Accordingly, the Board invites stakeholders to make submissions to the Bank that address any or all of the questions below. In addition, it invites stakeholders to provide information on any other matters that are relevant to the issues discussed in this paper.

Questions for consultation:

  1. What are the views of end-users (cardholders and merchants) regarding dual-network cards, including their use in mobile payments? Are there particular benefits that arise for end-users from having multiple payment networks available on a mobile device? What risks and costs might arise?
  2. Are there any impediments or restrictions imposed (or planned or foreshadowed) by card schemes on the mobile wallet provisioning of competing networks on dual-network cards? If so, how significant are these and can they be justified on commercial or other grounds?
  3. What are the likely effects – on competition and efficiency in the payments system, as well as more broadly – of the action of any scheme to prevent or discourage the mobile wallet provisioning of a competing network on a dual-network card? Are there benefits for end-users that arise from rules or policies that constrain the provisioning of an additional network on a device?
  4. Do cardholders, issuers or others have views as to the feasibility of different possible ways of provisioning dual-network cards?

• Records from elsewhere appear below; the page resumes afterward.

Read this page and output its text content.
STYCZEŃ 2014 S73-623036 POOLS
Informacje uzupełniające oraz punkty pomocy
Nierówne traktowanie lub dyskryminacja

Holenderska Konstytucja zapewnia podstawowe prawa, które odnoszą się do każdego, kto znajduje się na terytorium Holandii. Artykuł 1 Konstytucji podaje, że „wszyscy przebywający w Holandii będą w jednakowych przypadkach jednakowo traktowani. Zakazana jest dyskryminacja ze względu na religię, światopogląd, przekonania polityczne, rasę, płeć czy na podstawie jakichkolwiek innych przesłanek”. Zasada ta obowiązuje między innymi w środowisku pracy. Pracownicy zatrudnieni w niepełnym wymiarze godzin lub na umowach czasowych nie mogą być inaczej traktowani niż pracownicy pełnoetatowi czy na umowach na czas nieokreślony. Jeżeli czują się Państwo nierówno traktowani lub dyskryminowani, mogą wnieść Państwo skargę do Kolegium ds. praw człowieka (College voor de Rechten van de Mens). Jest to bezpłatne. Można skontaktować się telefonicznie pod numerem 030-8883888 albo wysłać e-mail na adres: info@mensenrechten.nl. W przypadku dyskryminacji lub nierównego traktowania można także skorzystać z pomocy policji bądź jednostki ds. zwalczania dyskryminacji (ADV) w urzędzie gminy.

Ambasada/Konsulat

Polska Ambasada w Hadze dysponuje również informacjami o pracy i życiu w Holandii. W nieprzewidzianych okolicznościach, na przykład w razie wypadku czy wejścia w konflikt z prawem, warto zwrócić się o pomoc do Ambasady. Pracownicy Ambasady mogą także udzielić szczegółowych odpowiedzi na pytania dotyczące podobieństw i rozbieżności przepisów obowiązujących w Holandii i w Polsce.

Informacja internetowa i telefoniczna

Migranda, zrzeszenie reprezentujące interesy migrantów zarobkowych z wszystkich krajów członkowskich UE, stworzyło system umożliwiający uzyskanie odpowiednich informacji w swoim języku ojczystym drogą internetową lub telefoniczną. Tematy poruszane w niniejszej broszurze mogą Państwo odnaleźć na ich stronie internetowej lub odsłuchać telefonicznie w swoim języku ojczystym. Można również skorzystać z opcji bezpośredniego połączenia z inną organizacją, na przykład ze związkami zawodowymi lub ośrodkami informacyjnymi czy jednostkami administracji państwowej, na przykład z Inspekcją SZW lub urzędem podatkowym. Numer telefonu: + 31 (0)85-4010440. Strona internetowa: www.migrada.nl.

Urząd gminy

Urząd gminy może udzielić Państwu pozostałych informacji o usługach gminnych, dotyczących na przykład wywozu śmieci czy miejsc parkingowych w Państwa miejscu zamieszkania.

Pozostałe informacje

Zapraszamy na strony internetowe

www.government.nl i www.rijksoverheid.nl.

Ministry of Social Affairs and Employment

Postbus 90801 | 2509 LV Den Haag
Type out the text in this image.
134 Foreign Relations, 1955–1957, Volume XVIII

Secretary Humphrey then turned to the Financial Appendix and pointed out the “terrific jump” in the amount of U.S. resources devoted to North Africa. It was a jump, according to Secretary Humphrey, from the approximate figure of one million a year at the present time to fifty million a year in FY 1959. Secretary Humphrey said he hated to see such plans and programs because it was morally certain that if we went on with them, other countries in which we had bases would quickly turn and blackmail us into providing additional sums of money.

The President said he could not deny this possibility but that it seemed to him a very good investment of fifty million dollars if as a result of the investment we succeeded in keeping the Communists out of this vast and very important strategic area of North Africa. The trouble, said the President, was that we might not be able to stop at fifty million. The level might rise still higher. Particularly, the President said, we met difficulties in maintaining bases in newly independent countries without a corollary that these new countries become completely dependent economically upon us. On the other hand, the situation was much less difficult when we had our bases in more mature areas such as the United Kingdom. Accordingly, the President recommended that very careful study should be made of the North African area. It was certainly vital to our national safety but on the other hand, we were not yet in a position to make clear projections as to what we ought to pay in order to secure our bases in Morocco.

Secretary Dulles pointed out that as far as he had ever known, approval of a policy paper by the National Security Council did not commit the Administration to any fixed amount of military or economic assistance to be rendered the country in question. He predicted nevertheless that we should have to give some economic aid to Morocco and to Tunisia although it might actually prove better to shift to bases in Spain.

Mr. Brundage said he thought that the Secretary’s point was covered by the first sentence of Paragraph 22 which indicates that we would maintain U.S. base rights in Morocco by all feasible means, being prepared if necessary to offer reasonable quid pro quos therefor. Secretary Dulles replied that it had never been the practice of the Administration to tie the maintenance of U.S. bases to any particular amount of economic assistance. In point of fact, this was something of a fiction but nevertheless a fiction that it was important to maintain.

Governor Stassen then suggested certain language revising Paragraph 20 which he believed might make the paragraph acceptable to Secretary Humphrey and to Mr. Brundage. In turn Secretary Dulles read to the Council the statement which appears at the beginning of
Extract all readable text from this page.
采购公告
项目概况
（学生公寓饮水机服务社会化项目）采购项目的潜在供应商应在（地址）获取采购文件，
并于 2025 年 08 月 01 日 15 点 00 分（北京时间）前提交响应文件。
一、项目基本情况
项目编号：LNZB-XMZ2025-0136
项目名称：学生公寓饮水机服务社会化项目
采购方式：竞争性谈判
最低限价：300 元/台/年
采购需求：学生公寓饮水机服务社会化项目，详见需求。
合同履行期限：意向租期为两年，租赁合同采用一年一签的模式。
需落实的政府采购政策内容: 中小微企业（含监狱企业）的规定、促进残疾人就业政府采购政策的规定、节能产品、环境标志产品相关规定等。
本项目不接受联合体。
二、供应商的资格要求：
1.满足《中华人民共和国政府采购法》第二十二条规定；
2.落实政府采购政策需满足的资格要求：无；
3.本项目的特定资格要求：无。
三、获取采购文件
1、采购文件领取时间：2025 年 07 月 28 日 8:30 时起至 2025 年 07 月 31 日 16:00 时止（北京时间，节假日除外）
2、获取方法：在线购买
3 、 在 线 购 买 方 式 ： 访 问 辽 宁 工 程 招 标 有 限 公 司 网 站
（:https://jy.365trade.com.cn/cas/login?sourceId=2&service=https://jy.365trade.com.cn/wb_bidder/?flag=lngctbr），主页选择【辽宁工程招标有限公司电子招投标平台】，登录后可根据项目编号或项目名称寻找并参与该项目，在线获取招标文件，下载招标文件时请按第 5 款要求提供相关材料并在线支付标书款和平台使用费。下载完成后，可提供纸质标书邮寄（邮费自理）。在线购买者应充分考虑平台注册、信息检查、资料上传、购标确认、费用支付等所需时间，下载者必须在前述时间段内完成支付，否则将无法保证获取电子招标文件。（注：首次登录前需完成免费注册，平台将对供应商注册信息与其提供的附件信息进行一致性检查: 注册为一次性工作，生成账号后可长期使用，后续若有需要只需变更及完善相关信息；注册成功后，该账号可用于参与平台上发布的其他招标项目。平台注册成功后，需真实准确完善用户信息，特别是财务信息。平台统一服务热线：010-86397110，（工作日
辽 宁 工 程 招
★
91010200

  5. Under the existing voluntary undertakings to the Bank in place since August 2013 (see page 4), schemes have committed to some voluntary principles regarding dual-network cards. Have these principles been an effective response to the competitive issues that arose earlier? Have there been any issues in practice with the operation of these principles? Would an extension of these principles be an appropriate response to the current issues?
  6. Are there any foreign precedents that are relevant for the consideration of these issues in Australia?
  7. Are the issues raised relevant only to dual-network debit cards or are they also relevant to so-called ‘combo cards’ with credit functionality from one scheme and debit functionality from another?
  8. Are there any prospective developments in payment card technology that may be relevant for the Bank as it considers these issues?
  9. If the Bank were to contemplate a standard addressing conduct in this area, are there particular compliance costs that would arise for industry?